I went into the theater. The place was huge, with a big gilded arch over the stage. It must have been quite something in its day. I found the door to the projection booth, up behind the last row of seats in the balcony.
I opened the canister. The other films had been labeled "The Grasshopper Lies Heavy" but this one was called "Heavy Lies the Grasshopper." It also said "Do not rewind!" I wish I had paid more attention to those hints. How was I to know? God, I wished I had paid attention.
I fed the movie into the projector and turned it on. The picture was big as a football field. It was not what I expected at all. I was sure of one thing: this was no Hollywood production. The details looked real, more than real. Another uncanny thing was the camera motion, which seemed off somehow. It was like I was watching a documentary from another world. The lack of sound only made it stranger.

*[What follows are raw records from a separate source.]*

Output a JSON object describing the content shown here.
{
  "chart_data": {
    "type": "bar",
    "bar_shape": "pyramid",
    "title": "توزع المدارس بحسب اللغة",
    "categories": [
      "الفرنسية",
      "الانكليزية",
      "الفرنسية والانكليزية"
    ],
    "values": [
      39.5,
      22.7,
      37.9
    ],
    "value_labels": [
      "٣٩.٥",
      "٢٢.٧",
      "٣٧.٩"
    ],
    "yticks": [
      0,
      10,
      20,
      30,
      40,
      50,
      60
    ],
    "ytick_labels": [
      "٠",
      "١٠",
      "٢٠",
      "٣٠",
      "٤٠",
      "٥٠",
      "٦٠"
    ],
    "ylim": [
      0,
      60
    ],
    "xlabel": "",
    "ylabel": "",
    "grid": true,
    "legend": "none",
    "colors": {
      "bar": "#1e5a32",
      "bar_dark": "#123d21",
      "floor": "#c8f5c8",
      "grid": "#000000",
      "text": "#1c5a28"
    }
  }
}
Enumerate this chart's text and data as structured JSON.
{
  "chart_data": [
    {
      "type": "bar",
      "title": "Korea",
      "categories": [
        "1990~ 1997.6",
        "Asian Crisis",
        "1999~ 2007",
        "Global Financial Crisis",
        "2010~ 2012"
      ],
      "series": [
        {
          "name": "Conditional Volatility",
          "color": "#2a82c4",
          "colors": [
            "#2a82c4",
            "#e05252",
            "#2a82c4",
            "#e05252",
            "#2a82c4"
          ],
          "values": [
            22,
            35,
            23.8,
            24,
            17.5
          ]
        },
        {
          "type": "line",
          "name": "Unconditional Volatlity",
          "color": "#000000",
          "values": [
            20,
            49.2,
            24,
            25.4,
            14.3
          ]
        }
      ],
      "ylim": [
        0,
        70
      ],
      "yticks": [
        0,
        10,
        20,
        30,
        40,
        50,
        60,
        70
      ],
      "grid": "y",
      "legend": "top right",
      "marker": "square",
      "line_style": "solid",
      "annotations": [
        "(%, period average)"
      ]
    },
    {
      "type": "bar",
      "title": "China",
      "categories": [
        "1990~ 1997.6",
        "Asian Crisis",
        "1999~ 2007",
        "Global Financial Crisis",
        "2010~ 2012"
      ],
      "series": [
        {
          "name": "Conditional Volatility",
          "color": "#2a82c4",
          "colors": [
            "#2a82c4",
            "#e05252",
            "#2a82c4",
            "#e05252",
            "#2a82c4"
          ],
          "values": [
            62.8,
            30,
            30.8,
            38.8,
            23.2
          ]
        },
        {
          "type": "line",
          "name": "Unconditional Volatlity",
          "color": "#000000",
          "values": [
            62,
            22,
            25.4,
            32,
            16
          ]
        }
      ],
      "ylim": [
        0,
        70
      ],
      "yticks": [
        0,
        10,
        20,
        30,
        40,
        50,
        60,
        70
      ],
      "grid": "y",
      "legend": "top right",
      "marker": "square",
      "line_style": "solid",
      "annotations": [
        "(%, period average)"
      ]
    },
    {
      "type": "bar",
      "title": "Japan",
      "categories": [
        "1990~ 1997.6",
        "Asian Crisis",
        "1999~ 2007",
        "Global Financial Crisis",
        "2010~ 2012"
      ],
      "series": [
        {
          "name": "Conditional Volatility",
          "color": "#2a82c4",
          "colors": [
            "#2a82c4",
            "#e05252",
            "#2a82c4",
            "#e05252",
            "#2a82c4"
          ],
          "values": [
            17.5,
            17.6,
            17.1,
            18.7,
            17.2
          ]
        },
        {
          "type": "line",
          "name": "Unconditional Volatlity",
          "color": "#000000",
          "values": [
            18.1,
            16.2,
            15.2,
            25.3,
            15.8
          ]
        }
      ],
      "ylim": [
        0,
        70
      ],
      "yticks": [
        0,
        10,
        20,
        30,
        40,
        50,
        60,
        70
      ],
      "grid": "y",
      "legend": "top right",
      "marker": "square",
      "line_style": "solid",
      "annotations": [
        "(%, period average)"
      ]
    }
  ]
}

The movie showed a destroyed city. I figured out real quick it wasn't Washington. Some buildings still stood but others had been flattened. This devastation was the work of many small bombs, not one Überbomb.
I saw a structure I recognized. You see it in newsreels of Hitler's triumphs: the Brandenburg gate. This was Berlin. This was what Berlin would look like, if the Nazis had lost the war.
Like I said, this was no Hollywood back lot. It all looked as true as any newsreel.
I saw a human figure, just a small dark dot, picking through the wreckage. It moved with inhuman back-steps and I got why the film seemed so strange: it was playing backwards. Then I remembered the writing on the canister and I knew it was not an accident.
The camera moved on. The camera was hand-held and the blocks of smoking ruins slowly receded as minutes passed. The cameraman pivoted at a right angle and reversed into a doorway. We were inside the lobby of an intact building. I was given a glimpse of the walls and I saw movie posters, all in German. We were inside a Berlin movie theater.
The camera swung back to the entrance and a man silhouetted in the bright outdoor light came in backwards. He wore the uniform of an officer in the U.S. army, a colonel I think.
He stopped and pivoted as he drew out his gun. (Really, he was holstering it, but backwards—you know.) From the direction he turned, I couldn't see his face, although he seemed familiar. He never looked at the camera. It was like he didn't know it was there.
The camera followed the aim of the gun. A man lay on the floor. A shrinking pool of blood surrounded his head. The camera moved in on his face. It was a bloody mess.
The camera skittered back. Quick as a wink, the blood was sucked up like his head were a vacuum cleaner. The body jerked up and rose to its feet like a marienette's puppet would, ending with a flash from the pistol. It would have been funny if I wasn't convinced I had just seen a real murder.
There was another reason I wasn't laughing. I could see the man's face clearly now. I had to stop the film to be sure. The man was dressed in the shabby clothes of a German worker, but there was no mistake. I knew him well, although we sure as hell weren't what you would call friends. The man was Obergruppenführer John Smith.